Attorney Jeff Anderson
Attorney for the victims, Jeff Anderson, said the settlement was reached with the diocese and the victims, and added it includes accountability measures. In this photo, attorney Jeff Anderson walks by a projection of photographs of priests at a news conference where thousands of documents on victims of sexual abuse by Roman Catholic clergy from the Chicago Archdiocese were released in Illinois, Jan. 21, 2014. REUTERS/Jim Young

The Archdiocese of St. Paul and Minneapolis agreed to a $210 million settlement with 450 victims of clergy sexual abuse as part of its bankruptcy reorganization, an attorney for the victims’ said Thursday.

The settlement, if approved by a federal judge overseeing the case, will be the second largest payout in the history of the Catholic Church’s priest sex abuse scandal. The total payout comes to $210,290, 724, of which about $40 million will be paid by the diocese and the rest by its insurers, officials of the church said.

The largest payout of any kind was in 2007 when the Los Angeles Archdiocese made a settlement of $660 million with 508 victims.

Attorney for the victims, Jeff Anderson, said the settlement was reached with the diocese and the victims, and added it includes accountability measures. Anderson also said the amount for each victim was yet to be decided. However, he did not elaborate the process that went into determining how much money each victim would get, Time reported.

“I recognize that the abuse stole so much from you — your childhood, your innocence, your safety, your ability to trust, and in many cases your faith," Archbishop Bernard Hebda said, while announcing the settlement. “Relationships with family and friends, relationships in your parishes and communities were harmed, lives were forever changed. The church let you down. I am very sorry.”

Several victims expressed relief over the settlement and talked about the trauma of the abuse.

“There have been so many times that what was done to me has interfered with the joy of being a mother,” said Marie Mielke, a sexual abuse survivor who was abused by a priest when she was 12 years old, USA Today reported.

“This has been a long day coming,” said Jim Keenan, a victim who was also the former chairman of the Creditors Committee in the Archdiocese of St. Paul and Minneapolis bankruptcy case. “It’s a triumph. I realize that the work is not yet done. There’s lots of work around the world to be done.”

Anderson said 91 clergy members accused of sexual abuses were listed and exposed. He added several top archdiocese officials’ roles were revealed in the covering up of the abuse, among them former Archbishop John Nienstedt and former vicar general Kevin McDonough.
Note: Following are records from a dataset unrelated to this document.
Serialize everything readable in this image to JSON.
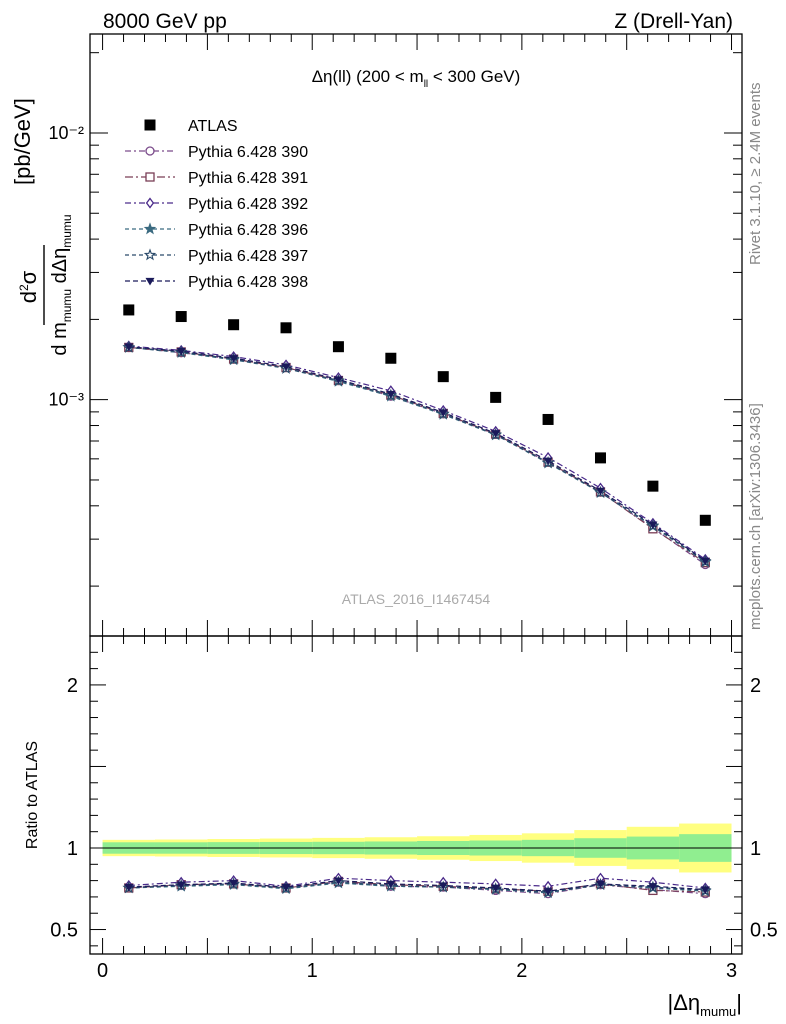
{
  "header": {
    "left": "8000 GeV pp",
    "right": "Z (Drell-Yan)"
  },
  "side_labels": {
    "rivet": "Rivet 3.1.10, ≥ 2.4M events",
    "mcplots": "mcplots.cern.ch [arXiv:1306.3436]"
  },
  "colors": {
    "atlas": "#000000",
    "p390": "#7a4a8a",
    "p391": "#7a3e56",
    "p392": "#4a2a8a",
    "p396": "#3a6a80",
    "p397": "#2a4a6a",
    "p398": "#1a1a5a",
    "band_inner": "#90ee90",
    "band_outer": "#ffff80"
  },
  "chart_data": [
    {
      "type": "scatter",
      "title": "Δη(ll) (200 < m_ll < 300 GeV)",
      "title_parts": {
        "pre": "Δη(ll) (200 < m",
        "sub": "ll",
        "post": " < 300 GeV)"
      },
      "ylabel": "d²σ / d m_mumu dΔη_mumu [pb/GeV]",
      "analysis_label": "ATLAS_2016_I1467454",
      "yscale": "log",
      "xlim": [
        -0.06,
        3.05
      ],
      "ylim": [
        0.00013,
        0.0235
      ],
      "ytick_labels": [
        "10⁻³",
        "10⁻²"
      ],
      "x": [
        0.125,
        0.375,
        0.625,
        0.875,
        1.125,
        1.375,
        1.625,
        1.875,
        2.125,
        2.375,
        2.625,
        2.875
      ],
      "series": [
        {
          "name": "ATLAS",
          "marker": "square",
          "values": [
            0.00217,
            0.00205,
            0.00191,
            0.00186,
            0.00158,
            0.00143,
            0.00122,
            0.00102,
            0.000843,
            0.000605,
            0.000474,
            0.000353
          ]
        },
        {
          "name": "Pythia 6.428 390",
          "marker": "circle",
          "values": [
            0.00157,
            0.0015,
            0.00142,
            0.00132,
            0.00118,
            0.00103,
            0.000885,
            0.000741,
            0.000582,
            0.00045,
            0.00033,
            0.000241
          ]
        },
        {
          "name": "Pythia 6.428 391",
          "marker": "square-open",
          "values": [
            0.00157,
            0.00151,
            0.00142,
            0.00132,
            0.00118,
            0.00104,
            0.000888,
            0.000743,
            0.000583,
            0.000451,
            0.000328,
            0.000245
          ]
        },
        {
          "name": "Pythia 6.428 392",
          "marker": "diamond",
          "values": [
            0.00159,
            0.00153,
            0.00145,
            0.00135,
            0.00121,
            0.00108,
            0.000911,
            0.000761,
            0.000607,
            0.000466,
            0.000344,
            0.000252
          ]
        },
        {
          "name": "Pythia 6.428 396",
          "marker": "star-filled",
          "values": [
            0.00157,
            0.0015,
            0.00141,
            0.00131,
            0.00117,
            0.00103,
            0.00088,
            0.000737,
            0.000578,
            0.000448,
            0.000335,
            0.000246
          ]
        },
        {
          "name": "Pythia 6.428 397",
          "marker": "star-open",
          "values": [
            0.00157,
            0.00151,
            0.00142,
            0.00131,
            0.00118,
            0.00104,
            0.000885,
            0.00074,
            0.000581,
            0.000449,
            0.000337,
            0.000248
          ]
        },
        {
          "name": "Pythia 6.428 398",
          "marker": "triangle-down",
          "values": [
            0.00158,
            0.00152,
            0.00143,
            0.00133,
            0.00119,
            0.00105,
            0.000895,
            0.000748,
            0.00059,
            0.000455,
            0.00034,
            0.000249
          ]
        }
      ]
    },
    {
      "type": "line",
      "ylabel": "Ratio to ATLAS",
      "xlabel": "|Δη_mumu|",
      "xlim": [
        -0.06,
        3.05
      ],
      "ylim": [
        0.35,
        2.3
      ],
      "xticks": [
        0,
        1,
        2,
        3
      ],
      "yticks": [
        0.5,
        1,
        2
      ],
      "x": [
        0.125,
        0.375,
        0.625,
        0.875,
        1.125,
        1.375,
        1.625,
        1.875,
        2.125,
        2.375,
        2.625,
        2.875
      ],
      "bands": {
        "edges": [
          0,
          0.25,
          0.5,
          0.75,
          1.0,
          1.25,
          1.5,
          1.75,
          2.0,
          2.25,
          2.5,
          2.75,
          3.0
        ],
        "inner_halfwidth": [
          0.035,
          0.035,
          0.036,
          0.037,
          0.038,
          0.04,
          0.043,
          0.046,
          0.05,
          0.06,
          0.07,
          0.085
        ],
        "outer_halfwidth": [
          0.05,
          0.052,
          0.055,
          0.058,
          0.062,
          0.066,
          0.072,
          0.08,
          0.09,
          0.11,
          0.13,
          0.15
        ]
      },
      "series": [
        {
          "name": "Pythia 6.428 390",
          "marker": "circle",
          "values": [
            0.76,
            0.77,
            0.78,
            0.755,
            0.79,
            0.765,
            0.76,
            0.74,
            0.72,
            0.775,
            0.745,
            0.72
          ]
        },
        {
          "name": "Pythia 6.428 391",
          "marker": "square-open",
          "values": [
            0.755,
            0.775,
            0.78,
            0.755,
            0.795,
            0.775,
            0.765,
            0.75,
            0.735,
            0.78,
            0.74,
            0.73
          ]
        },
        {
          "name": "Pythia 6.428 392",
          "marker": "diamond",
          "values": [
            0.77,
            0.79,
            0.8,
            0.765,
            0.815,
            0.8,
            0.79,
            0.78,
            0.765,
            0.815,
            0.79,
            0.755
          ]
        },
        {
          "name": "Pythia 6.428 396",
          "marker": "star-filled",
          "values": [
            0.755,
            0.765,
            0.775,
            0.75,
            0.785,
            0.765,
            0.76,
            0.745,
            0.725,
            0.775,
            0.755,
            0.735
          ]
        },
        {
          "name": "Pythia 6.428 397",
          "marker": "star-open",
          "values": [
            0.755,
            0.77,
            0.78,
            0.755,
            0.79,
            0.77,
            0.76,
            0.75,
            0.73,
            0.775,
            0.76,
            0.74
          ]
        },
        {
          "name": "Pythia 6.428 398",
          "marker": "triangle-down",
          "values": [
            0.76,
            0.775,
            0.785,
            0.76,
            0.8,
            0.78,
            0.77,
            0.755,
            0.735,
            0.78,
            0.765,
            0.745
          ]
        }
      ]
    }
  ]
}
The decision for the settlement came after the Minnesota Legislature opened a three-year window in 2013 in the statute of limitations for sexually abused people to come forward and sue for damages. This led to many cases being filed and ultimately the archdiocese filing for bankruptcy in 2015.

The archdiocese argued their net worth was $45 million, while the victims’ attorneys claimed it was over $1 billion if the assets such as 187 Roman Catholic parishes, schools, cemeteries, etc. were taken into consideration.

But, last month a federal appeals court confirmed a 2016 decision by the United States Bankruptcy Judge Robert Kressel that said the parishes and such assets of archdiocese cannot be tapped for the bankruptcy case.